Friday, April 24, 2015

In the end, I am with you.

I think about you every.single.day. I wish I knew your name, your face, the shirt you choose to wear 90% of the time, the way the lines and creases feel on your hands after you get done with a long work day, the things that burden your heart, and the way your laugh sounds when something tickles you to death. I wish I knew about your sweet heart and the dreams you carry around inside. I wish I knew your biggest fear and your biggest secret. I want to know everything about you and I feel like the longer it is until we meet, the more we will have to share with each other over the years. Will it feel like an old friend that I've known for years or will it all feel new? Can you imagine? One day, we’re going to know each other, and just like that……all of these lonely days and nights won’t mean anything. All of the times you thought about your wife, the things she’ll like, and the way her hair smells…Those times we said “no” to everyone else because we were waiting to find each other…those moments will be only a memory. We will be with each other, forever and ever until the end of time.

I know you’re special without a doubt. I’ve prayed for you for so long. I’ve prayed for courage, purity, and faithfulness first and foremost. I gave you my heart quite some time ago because I never wanted anyone to have access to my heart again unless it was you. The thought of meeting you one day is the only thing that has kept me going on the nights that my heart hurt so bad. If God would have me wait for you, you must be one seriously incredible man. You’re the best thing I have ever waited for, I promise you that.

I don’t know what kinds of things you’re going through or the things that you have carried around that have led you to me, but I want you to know that when we find each other, our hearts will ready to take each other on. God has taken me on this incredible journey, one that has been full of a lot of vulnerable moments, and each of those nights that I cried myself to sleep were nights that I often questioned what God was doing. There are still nights where I wonder when I am going to finally rest my eyes upon you and uncover your heart, but I know that He is still preparing me for you.And that's reason enough to wait. I will one day share with you the things and experiences that have led me to you, but for now, all I need to say to you is this:


I’ll never be “perfect” for you….when we find each other, I’m still going to be me. The Carrie that is impatient and selfish at times. The Carrie that Is cranky when she is tired. The Carrie that lets flesh get in the way and tries to get you to see things her way, the Carrie that needs a lot of grace and mercy. The Carrie that longs to be understood. I am going to come to you full of human nature. But I am not who I was. I am coming to you as a new creation. When God interrupted my life, He began renewing my mind and my heart. Everything I once believed about life and love was wrong….He shows me day in and day out what it looks like to love someone. He has showered me in grace upon grace, and has shown up consistently for me every single day. So while I am coming to you as someone who needs grace, I am also coming to you as someone who is excited to love again, and this time, love someone the way God intends for us to love the person we will spend the rest of our lives with.

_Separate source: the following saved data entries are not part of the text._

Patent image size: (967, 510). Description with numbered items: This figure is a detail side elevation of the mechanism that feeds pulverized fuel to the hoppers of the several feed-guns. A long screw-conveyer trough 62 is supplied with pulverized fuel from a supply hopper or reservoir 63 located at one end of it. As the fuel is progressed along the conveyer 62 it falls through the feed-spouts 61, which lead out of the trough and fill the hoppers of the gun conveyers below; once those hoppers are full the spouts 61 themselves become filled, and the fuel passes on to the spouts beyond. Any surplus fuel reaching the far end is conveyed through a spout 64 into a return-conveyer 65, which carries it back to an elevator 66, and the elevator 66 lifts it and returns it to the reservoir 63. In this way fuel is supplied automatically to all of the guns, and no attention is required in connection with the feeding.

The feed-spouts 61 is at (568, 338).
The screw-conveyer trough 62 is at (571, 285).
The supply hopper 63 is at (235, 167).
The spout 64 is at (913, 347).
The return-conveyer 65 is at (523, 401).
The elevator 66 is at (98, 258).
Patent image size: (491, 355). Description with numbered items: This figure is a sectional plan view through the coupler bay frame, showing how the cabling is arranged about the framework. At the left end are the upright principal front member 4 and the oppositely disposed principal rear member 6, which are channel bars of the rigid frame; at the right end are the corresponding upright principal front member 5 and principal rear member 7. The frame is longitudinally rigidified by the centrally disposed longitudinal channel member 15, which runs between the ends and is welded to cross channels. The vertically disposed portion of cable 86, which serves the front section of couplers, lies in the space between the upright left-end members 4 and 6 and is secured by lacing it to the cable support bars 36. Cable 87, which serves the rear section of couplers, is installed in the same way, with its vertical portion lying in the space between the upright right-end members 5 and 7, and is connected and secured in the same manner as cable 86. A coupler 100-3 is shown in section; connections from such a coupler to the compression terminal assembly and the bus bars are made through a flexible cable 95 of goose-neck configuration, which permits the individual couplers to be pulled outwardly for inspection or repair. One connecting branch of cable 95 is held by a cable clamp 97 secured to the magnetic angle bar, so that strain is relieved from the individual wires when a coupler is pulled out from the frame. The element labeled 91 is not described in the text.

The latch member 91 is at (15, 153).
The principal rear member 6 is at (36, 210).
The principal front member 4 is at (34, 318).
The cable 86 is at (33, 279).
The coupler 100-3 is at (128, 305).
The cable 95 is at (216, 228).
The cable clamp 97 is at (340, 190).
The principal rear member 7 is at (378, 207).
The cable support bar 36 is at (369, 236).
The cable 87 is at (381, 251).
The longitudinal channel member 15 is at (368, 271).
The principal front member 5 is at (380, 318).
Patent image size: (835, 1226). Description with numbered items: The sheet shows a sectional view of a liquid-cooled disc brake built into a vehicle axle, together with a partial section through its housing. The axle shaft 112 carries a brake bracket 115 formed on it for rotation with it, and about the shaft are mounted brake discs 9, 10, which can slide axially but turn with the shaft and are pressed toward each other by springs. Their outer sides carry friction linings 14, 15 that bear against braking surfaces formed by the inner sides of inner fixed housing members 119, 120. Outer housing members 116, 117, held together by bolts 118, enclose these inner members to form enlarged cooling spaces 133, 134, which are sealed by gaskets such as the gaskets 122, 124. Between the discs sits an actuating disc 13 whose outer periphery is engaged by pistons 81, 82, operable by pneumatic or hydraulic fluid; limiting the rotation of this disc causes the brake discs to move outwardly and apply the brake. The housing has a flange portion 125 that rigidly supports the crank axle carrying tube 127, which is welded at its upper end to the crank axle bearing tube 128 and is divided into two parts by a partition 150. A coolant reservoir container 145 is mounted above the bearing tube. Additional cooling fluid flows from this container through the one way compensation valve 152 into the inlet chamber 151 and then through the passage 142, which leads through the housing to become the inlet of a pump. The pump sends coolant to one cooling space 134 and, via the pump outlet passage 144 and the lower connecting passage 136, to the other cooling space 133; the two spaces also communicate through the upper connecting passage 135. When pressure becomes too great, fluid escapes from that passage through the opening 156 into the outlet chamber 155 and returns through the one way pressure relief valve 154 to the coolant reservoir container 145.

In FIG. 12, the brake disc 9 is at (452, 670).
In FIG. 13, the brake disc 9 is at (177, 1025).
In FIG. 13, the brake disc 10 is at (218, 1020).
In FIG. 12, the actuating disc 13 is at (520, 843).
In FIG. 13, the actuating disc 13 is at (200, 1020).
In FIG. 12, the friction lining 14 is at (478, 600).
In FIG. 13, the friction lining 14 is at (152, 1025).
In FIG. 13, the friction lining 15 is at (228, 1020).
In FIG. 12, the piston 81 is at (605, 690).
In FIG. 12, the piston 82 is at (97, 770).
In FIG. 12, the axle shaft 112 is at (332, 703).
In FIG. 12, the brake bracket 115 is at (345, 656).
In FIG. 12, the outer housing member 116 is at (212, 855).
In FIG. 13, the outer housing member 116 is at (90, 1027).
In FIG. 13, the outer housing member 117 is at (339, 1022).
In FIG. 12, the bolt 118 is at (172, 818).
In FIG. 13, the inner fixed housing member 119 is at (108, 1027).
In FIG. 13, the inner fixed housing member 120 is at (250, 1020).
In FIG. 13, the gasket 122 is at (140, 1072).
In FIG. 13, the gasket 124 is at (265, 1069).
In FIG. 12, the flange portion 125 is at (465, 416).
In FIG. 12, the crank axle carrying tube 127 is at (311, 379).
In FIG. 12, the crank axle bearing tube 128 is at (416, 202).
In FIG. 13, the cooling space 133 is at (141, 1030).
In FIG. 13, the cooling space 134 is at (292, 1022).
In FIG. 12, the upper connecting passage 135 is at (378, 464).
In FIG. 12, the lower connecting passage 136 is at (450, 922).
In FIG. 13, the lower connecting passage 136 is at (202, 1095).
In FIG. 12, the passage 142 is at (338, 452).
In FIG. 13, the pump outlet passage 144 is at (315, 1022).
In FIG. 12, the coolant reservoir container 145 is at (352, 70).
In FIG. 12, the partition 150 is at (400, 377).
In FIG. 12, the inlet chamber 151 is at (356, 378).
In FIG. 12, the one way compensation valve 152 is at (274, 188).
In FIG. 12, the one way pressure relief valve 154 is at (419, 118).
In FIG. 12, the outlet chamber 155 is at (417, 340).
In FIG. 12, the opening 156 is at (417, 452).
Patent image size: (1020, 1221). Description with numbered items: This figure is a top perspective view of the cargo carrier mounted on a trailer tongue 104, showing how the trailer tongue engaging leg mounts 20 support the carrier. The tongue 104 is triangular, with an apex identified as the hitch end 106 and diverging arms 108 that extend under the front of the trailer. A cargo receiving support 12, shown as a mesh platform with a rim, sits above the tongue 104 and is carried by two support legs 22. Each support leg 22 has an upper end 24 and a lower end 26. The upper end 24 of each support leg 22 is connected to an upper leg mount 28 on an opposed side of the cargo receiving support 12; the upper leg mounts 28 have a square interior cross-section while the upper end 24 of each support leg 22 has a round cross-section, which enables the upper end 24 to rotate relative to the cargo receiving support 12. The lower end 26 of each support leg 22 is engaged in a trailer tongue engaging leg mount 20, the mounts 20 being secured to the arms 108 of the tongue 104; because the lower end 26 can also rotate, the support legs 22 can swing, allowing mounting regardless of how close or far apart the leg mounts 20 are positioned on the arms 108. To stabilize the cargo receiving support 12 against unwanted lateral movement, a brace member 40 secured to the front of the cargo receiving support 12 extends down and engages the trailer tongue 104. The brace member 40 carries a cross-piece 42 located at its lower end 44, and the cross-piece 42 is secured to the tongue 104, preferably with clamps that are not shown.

Sweet boy, I may meet you tomorrow, and I might not. It could be 3 more years or it could be 10 more years. I am ok with any of those options, because in the end, I am with you. I’m waiting for you and I care about you so much. I pray that God will give me the courage and patience to say no to everyone else, and the discernment to know when someone isn't being intentional with me. You're going to be different and you're going to stand out. You will be who I've waited for for so long...the person who will love me right and love me forever.The person that wears integrity and faithfulness on their sleeves. You and me forever, kid!